É o que podemos perceber na experiência simbólica do profeta Elias. O cansaço lhe veio ao longo do caminho. A vida estava provando-o na caminhada e ele está pronto para desistir, ele pede a morte porque se perde no caminho. O profeta também se cansa! Desiludido deita e espera a morte chegar, mas para seu espanto, o que lhe chega? Alimento! Pão e água! O profeta se alimenta e é orientado pela voz do anjo – levanta-te e come pois o caminho é longo – segue seu destino rumo ao encontro de Deus...
A voz do profeta é a voz do silêncio no meio do labirinto da vida, mas há uma esperança, pois ele sabe a quem se dirigir com o seu “basta”. A suavidade de Deus é percebida no toque que o profeta recebe no auge de sua desilusão. Levanta-te profeta, tens um encontro comigo, lá adiante... Este infeliz gritou a Deus, e foi ouvido, e o Senhor o libertou de toda angústia. Mas o infeliz, que se desilude, não é só o profeta, podemos ser todos nós. E Ele nos ouve, e nos fortalece na caminhada fartando-nos com o dom de si.

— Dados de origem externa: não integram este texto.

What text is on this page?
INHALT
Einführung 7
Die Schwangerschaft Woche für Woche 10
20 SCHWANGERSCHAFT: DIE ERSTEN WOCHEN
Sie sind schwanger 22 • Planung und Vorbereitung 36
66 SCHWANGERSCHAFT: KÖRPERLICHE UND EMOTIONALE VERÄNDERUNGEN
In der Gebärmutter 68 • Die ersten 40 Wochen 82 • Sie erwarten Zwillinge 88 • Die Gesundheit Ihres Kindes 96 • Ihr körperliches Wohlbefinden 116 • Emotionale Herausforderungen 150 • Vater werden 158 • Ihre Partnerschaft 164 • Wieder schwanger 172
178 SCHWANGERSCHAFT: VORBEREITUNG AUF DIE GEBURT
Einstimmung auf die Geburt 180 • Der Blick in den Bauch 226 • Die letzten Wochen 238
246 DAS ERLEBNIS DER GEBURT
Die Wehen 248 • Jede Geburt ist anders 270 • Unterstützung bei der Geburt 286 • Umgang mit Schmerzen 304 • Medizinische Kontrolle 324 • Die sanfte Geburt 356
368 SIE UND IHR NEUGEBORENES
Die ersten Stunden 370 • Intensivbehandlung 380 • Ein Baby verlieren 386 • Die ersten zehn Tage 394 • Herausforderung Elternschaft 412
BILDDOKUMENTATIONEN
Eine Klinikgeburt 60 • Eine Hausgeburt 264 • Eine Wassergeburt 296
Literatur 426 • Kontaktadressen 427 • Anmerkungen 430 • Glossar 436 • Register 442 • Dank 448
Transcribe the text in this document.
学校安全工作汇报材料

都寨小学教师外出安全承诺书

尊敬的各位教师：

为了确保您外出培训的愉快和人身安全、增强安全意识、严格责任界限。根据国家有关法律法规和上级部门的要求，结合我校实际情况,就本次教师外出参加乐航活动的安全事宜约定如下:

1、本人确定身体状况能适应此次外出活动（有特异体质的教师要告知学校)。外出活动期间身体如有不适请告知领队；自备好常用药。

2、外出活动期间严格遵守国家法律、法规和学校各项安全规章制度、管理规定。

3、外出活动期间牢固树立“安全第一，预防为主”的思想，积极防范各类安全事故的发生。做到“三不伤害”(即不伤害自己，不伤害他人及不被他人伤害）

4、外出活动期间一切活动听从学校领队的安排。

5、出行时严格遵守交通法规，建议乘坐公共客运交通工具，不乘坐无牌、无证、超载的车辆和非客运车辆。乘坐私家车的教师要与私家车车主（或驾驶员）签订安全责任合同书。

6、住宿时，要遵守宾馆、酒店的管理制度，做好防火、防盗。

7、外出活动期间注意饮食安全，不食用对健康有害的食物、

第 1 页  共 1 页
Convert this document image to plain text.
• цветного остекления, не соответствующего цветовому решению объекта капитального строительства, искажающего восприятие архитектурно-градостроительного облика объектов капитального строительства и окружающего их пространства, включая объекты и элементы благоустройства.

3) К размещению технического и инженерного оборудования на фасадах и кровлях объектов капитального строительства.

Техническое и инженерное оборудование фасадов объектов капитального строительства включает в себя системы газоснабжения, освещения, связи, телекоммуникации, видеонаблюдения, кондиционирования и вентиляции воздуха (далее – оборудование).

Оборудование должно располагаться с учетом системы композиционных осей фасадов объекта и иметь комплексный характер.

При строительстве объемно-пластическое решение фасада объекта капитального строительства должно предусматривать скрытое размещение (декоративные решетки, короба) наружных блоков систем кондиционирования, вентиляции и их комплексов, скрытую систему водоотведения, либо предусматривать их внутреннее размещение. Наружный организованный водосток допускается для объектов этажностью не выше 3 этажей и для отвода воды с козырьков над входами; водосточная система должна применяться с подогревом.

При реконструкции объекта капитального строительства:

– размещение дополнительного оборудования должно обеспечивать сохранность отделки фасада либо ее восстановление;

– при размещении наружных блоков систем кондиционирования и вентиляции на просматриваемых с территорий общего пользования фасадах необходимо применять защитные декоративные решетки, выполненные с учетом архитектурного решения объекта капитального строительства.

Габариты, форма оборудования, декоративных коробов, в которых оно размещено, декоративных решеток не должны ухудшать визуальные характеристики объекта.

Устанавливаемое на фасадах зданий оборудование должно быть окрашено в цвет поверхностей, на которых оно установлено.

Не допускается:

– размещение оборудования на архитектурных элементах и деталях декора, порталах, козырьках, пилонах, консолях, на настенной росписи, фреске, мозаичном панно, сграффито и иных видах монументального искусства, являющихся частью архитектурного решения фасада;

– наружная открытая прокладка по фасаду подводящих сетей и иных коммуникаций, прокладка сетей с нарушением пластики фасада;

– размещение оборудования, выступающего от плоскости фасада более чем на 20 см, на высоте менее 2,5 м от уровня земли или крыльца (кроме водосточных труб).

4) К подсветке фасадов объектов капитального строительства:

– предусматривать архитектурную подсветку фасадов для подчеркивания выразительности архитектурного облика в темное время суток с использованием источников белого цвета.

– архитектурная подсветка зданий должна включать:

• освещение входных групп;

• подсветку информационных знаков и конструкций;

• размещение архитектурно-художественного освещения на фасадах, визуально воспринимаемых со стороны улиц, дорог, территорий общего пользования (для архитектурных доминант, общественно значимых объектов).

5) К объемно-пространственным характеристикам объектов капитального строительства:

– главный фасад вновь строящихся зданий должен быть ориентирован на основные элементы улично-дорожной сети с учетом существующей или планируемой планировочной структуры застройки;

Se de um lado o Eclesiástico pode dizer sobre as agruras encontradas na vida dos filhos(as) de Adão, lado outro, o salmista (136 [135], 1-4) celebra sua esperança no amor de Deus:
Celebrarei ao Senhor, porque Ele é bom,
Porque seu amor é para sempre!
Celebrarei o Deus dos deuses,
Porque o seu amor é para sempre!
Celebrarei ao Senhor dos senhores,
Porque seu amor é para sempre!
Só Ele realizou maravilhas,
Porque seu amor é para sempre!
E esta celebração é ação de graças no Senhor que se faz alimento ao caminheiro. O amor de Deus é celebrado e vivido em toda Eucaristia porque Ele mesmo prepara a mesa e Ele mesmo se dá no Pão e no Vinho que consagramos, Ele mesmo se consagra por nós! E nós, na caminhada, ofereceremos um sacrifício de louvor, invocando o nome do Senhor (Sl 115,17). Ele é o alimento de Ação de Graças que veio como Caminheiro, Deus que caminha com seu povo, e no caminho de dá a conhecer em alimento.
Se em João encontramos a dificuldade e rejeição de Jesus (mais uma vez), devemos lembrar que o próprio Evangelista já havia predito no prólogo – veio para os que eram seus e os seus não o receberam (1,11) – quis se dar, mas não o quiseram receber. Por isso Jesus declara no v. 36 que os murmurantes “veem, mas não creem”, duros de coração preferem perecer ao longo do caminho de fome e sede do Eterno.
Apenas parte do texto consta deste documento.